Canonical Relationships among Perceptual-Motor, Perceptual, and Cognitive Behaviors in Children

Abstract
The purpose of this study was to investigate the nature and extent of relationships among perceptual-motor, perceptual, and cognitive behaviors in 189 young, normal children. An extensive battery of tests was administered to 61 prekindergarteners, 63 kindergarteners, and 65 first graders. Canonical correlation analysis revealed that significant and high relationships exist between perceptual-motor and perceptual behaviors at the two younger age levels, between perceptual-motor and cognitive behaviors at kindergarten only, and between perceptual and cognitive behaviors at all levels tested.
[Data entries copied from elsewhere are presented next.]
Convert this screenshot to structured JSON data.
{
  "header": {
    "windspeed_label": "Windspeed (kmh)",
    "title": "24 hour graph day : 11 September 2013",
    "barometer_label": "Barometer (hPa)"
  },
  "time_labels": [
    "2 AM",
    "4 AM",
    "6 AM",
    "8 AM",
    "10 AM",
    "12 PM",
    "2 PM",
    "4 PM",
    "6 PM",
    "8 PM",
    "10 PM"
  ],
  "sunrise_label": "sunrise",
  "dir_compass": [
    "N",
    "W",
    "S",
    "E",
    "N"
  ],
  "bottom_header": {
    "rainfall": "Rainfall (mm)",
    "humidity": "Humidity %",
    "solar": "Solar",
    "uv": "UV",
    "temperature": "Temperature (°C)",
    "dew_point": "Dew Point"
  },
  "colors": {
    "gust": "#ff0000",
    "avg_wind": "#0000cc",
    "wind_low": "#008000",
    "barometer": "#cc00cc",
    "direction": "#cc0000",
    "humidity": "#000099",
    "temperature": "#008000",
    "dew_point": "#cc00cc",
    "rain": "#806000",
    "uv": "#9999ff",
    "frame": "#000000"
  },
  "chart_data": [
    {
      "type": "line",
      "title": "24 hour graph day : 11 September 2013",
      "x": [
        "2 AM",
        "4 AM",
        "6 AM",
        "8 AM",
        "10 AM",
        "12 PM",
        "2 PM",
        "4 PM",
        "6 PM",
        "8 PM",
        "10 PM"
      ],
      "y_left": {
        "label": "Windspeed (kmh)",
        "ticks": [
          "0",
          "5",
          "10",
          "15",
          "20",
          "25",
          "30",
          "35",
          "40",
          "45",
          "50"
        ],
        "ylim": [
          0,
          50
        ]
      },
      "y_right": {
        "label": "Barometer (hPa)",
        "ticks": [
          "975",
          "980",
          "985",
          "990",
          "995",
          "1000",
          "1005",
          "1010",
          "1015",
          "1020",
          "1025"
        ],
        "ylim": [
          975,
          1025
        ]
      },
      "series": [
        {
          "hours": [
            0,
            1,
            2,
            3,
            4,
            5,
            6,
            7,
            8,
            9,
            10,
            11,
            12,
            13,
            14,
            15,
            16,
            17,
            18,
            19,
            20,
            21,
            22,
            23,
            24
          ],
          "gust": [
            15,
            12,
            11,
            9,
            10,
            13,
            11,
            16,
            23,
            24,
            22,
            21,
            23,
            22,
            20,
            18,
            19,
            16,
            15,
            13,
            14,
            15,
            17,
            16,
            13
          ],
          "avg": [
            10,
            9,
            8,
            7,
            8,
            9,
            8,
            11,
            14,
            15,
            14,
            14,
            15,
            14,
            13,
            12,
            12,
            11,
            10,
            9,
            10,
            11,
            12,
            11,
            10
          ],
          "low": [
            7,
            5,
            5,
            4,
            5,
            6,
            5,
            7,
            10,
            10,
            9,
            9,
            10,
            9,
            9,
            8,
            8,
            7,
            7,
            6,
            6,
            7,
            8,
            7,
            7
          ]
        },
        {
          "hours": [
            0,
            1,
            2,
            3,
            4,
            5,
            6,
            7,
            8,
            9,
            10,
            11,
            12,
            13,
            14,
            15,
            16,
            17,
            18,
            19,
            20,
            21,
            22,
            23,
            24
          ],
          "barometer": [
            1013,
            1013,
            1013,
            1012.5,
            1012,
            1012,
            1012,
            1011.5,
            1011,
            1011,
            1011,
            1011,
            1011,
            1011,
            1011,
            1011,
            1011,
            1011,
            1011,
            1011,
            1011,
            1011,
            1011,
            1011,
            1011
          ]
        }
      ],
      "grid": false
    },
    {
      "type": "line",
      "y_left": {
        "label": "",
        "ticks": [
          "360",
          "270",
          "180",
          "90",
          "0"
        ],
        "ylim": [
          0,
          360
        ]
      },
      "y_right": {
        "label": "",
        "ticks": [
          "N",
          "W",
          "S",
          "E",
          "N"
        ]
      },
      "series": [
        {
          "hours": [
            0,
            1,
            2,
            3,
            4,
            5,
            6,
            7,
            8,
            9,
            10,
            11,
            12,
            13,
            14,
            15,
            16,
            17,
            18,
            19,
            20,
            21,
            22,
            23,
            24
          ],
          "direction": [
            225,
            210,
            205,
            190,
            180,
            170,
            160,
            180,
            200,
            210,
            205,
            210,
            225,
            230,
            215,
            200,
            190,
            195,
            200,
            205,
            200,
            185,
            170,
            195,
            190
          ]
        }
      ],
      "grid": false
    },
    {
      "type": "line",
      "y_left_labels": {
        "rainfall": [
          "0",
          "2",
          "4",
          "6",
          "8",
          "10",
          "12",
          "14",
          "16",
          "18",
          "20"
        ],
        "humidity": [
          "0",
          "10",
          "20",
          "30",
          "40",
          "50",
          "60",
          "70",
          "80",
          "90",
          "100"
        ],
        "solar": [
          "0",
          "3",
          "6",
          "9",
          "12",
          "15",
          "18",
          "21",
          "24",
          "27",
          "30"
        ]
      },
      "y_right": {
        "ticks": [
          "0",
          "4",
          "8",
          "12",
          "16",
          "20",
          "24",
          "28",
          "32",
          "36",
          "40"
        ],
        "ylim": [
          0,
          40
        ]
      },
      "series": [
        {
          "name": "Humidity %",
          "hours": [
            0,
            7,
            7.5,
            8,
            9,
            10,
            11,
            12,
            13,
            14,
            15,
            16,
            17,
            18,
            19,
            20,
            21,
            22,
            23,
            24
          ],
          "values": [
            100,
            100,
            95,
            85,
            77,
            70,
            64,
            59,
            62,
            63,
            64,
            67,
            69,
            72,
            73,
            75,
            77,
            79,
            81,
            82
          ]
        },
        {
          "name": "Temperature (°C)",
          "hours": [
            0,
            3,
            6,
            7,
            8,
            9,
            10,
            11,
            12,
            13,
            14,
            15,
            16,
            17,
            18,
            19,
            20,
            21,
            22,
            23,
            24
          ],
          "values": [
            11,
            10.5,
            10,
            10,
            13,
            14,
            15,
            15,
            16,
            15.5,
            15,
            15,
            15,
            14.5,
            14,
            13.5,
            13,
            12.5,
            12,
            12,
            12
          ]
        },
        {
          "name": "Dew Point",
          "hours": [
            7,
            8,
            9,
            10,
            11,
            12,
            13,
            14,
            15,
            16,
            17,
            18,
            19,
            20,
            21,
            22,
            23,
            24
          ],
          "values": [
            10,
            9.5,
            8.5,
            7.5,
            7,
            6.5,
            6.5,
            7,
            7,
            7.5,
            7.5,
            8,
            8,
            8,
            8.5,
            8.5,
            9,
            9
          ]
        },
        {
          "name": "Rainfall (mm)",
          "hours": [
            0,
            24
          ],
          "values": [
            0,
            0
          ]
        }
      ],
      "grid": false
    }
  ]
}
In agreement with the literature, the magnitude of the relationships and amount of shared variance diminished with age from kindergarten to first grade, except for the cognitive and perceptual behaviors relationship. Visual behaviors were more important contributors to the perceptual-motor relationships than were auditory behaviors, while the reverse was found for contributors to the cognitive relationships. Fine perceptual-motor behaviors were more important for describing relationships than were gross perceptual-motor behaviors. In general, gross perceptual-motor behaviors were of little importance in explaining any significant relationship found in this study. Overall, the most consistent and important contributors to significant relationships among the various behavioral domains and subdomains included the Bender (fine), Shape-O-Ball (fine), discrimination (auditory perception), figure-ground (visual perception), alphabet, word recognition, and number-related tasks (cognitive). The single most consistent and important contributor was the fine perceptual-motor task, the Bender test.